Male Bonding at the Royal Tire Supply
How else could you better understand your father aside from accompanying him even for hours at the hardware store, or sitting beside him while watching the Formula 1 Racing on cable? Of course, show interest and care for his other worthy possession, the family car. For him, this four-wheeled vehicle is like a gem that completes his existence. Often times, he thinks that it is one of the few reasons why people work, earn and save. He considers cars as the extension of his manhood --- no, am not putting an analogy between cars and dicks. What I am suggesting is the fascinating maxim of male species regarding cars, trucks, and other supermachines: the flashy it is, the bigger the almighty ego.
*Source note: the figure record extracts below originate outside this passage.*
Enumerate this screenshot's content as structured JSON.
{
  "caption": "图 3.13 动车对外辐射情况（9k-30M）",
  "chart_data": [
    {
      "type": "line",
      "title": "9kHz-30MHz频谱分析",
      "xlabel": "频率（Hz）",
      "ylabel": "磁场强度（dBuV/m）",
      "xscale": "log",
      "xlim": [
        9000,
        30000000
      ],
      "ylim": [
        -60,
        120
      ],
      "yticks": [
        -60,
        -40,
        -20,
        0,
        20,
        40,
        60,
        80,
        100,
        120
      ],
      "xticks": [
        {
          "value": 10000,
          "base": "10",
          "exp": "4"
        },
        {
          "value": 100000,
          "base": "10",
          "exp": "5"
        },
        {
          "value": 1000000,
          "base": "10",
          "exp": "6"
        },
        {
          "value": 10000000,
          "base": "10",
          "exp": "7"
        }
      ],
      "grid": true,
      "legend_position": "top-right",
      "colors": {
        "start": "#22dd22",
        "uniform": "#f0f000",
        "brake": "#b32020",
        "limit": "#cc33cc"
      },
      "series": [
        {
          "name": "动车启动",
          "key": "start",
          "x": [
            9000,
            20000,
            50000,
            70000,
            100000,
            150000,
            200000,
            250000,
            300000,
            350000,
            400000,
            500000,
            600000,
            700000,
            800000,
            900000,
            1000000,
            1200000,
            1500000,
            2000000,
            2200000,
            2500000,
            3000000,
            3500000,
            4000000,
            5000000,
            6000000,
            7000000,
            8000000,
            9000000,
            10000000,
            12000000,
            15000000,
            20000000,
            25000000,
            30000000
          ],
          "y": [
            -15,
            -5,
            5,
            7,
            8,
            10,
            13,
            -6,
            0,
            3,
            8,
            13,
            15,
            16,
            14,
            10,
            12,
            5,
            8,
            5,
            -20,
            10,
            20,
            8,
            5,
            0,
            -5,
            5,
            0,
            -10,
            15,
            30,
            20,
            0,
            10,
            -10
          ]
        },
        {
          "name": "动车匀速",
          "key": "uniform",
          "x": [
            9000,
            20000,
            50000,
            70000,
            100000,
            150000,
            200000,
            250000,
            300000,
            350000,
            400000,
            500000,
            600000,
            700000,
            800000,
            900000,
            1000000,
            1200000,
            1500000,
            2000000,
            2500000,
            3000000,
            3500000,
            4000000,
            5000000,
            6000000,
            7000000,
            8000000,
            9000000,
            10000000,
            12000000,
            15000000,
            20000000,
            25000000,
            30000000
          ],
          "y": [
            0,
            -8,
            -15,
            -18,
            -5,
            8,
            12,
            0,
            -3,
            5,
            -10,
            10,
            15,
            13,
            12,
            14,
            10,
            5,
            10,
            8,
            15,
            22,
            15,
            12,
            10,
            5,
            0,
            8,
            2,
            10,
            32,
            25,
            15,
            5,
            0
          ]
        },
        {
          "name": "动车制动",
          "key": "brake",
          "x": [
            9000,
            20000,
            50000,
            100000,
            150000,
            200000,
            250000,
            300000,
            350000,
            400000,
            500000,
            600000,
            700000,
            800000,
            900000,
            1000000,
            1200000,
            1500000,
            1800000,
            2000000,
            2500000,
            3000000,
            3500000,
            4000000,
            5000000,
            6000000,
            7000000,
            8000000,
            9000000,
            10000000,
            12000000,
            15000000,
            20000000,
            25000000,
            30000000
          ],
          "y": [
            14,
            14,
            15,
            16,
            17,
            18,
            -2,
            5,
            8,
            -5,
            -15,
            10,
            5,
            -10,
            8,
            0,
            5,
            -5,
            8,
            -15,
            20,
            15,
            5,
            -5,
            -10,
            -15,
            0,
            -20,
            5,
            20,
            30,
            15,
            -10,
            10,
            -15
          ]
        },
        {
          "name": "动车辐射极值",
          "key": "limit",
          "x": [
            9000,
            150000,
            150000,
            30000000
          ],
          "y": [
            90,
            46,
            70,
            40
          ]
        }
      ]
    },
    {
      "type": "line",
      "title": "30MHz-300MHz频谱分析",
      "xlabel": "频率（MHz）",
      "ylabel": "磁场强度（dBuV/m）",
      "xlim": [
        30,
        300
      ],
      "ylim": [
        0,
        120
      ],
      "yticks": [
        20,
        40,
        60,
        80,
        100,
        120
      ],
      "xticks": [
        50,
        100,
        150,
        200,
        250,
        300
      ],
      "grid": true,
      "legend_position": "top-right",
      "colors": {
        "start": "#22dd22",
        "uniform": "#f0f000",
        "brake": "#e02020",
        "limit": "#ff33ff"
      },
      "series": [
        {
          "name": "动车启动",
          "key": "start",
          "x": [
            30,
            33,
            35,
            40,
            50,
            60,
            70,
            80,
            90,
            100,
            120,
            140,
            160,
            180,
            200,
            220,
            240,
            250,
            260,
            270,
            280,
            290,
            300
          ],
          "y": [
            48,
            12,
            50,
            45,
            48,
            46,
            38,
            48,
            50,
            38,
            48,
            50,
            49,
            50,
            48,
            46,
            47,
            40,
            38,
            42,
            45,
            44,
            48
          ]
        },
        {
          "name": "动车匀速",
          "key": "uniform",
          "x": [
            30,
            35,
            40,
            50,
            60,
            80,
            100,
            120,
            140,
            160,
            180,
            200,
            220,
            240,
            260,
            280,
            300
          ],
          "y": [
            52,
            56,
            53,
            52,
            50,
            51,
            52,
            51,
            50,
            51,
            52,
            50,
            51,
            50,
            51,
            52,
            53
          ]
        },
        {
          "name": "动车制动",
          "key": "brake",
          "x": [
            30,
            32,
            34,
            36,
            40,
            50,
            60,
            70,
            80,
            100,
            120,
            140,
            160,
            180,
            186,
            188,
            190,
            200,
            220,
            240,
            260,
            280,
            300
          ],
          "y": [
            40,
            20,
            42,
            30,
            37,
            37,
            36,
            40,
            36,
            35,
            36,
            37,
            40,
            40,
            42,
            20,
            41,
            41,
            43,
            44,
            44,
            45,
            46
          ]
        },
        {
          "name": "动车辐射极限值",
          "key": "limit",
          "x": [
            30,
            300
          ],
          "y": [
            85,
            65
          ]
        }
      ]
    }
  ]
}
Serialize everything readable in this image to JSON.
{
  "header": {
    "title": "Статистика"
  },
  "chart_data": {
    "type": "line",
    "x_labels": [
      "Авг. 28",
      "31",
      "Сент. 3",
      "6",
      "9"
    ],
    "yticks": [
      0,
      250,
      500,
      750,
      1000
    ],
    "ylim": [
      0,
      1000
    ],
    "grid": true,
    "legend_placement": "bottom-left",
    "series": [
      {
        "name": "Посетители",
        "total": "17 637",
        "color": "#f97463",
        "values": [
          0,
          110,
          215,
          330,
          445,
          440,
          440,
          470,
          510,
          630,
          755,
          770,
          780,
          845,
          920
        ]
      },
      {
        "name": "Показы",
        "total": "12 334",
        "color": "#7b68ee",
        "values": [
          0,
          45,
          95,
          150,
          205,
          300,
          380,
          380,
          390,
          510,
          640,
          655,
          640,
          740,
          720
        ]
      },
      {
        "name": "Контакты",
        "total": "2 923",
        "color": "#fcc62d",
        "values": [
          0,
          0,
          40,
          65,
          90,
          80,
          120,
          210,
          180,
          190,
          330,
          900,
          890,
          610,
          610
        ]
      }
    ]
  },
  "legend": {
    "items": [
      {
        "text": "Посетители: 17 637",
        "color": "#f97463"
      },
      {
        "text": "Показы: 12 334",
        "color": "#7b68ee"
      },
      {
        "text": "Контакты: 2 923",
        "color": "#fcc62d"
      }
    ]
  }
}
For many, including me, one way to a woman's heart is through her whims. It is never changing rule that makes some girls fall weak, enamored, or even salivate. Girls want to be treated like primadonnas, the apple of all eyes, the princess of a thousand suitors, the infinite star of the night, the supermodel for all eternity. (Don't bite yet. Admit it or not, I'm positive that there are fleeting moments in your life that you fancy of becoming a supermodel who flips her confidently while strutting amongst a huge throng of beings with extra appendages between their legs.)
Anyway, I am happy that my father and I had a great time together discussing one particular topic while we were at the Royal Tire Supply having the tires done and changed of course. The threads are getting frayed off and the entire surface's wearing down in case you're wondering. I had the chance to survey an array of magwheels carefully displayed on steel racks mounted on the walls. Good thing I don't own a car yet or else, I would be insisting my mom to shell out bucks for a set of bronze mags that I have been dreaming to get my hands on.
For someone who never frequents places like this and never get himself acquainted with the infos regarding car parts, questions immediately flooded my head. Fortunately, my dad did not get agitated by my flimsy queries. He was able to withstand even questions which an average person could categorize below the imbecilic level.
As usual, I arrived late (tardiness is one crazy habit I'm having a hard time dealing with. You might want to know). By the way, I dropped by at the
Philippine Star office to pick up my (drumroll please) pay check, er, my first ever pay check (cheers, cheers, cheers) After Aling Becks handed it to me, I stared at it for a few moments and relished the feel of my labor of love before shoving it in my backpack.
Today is a heck of a happy day for me.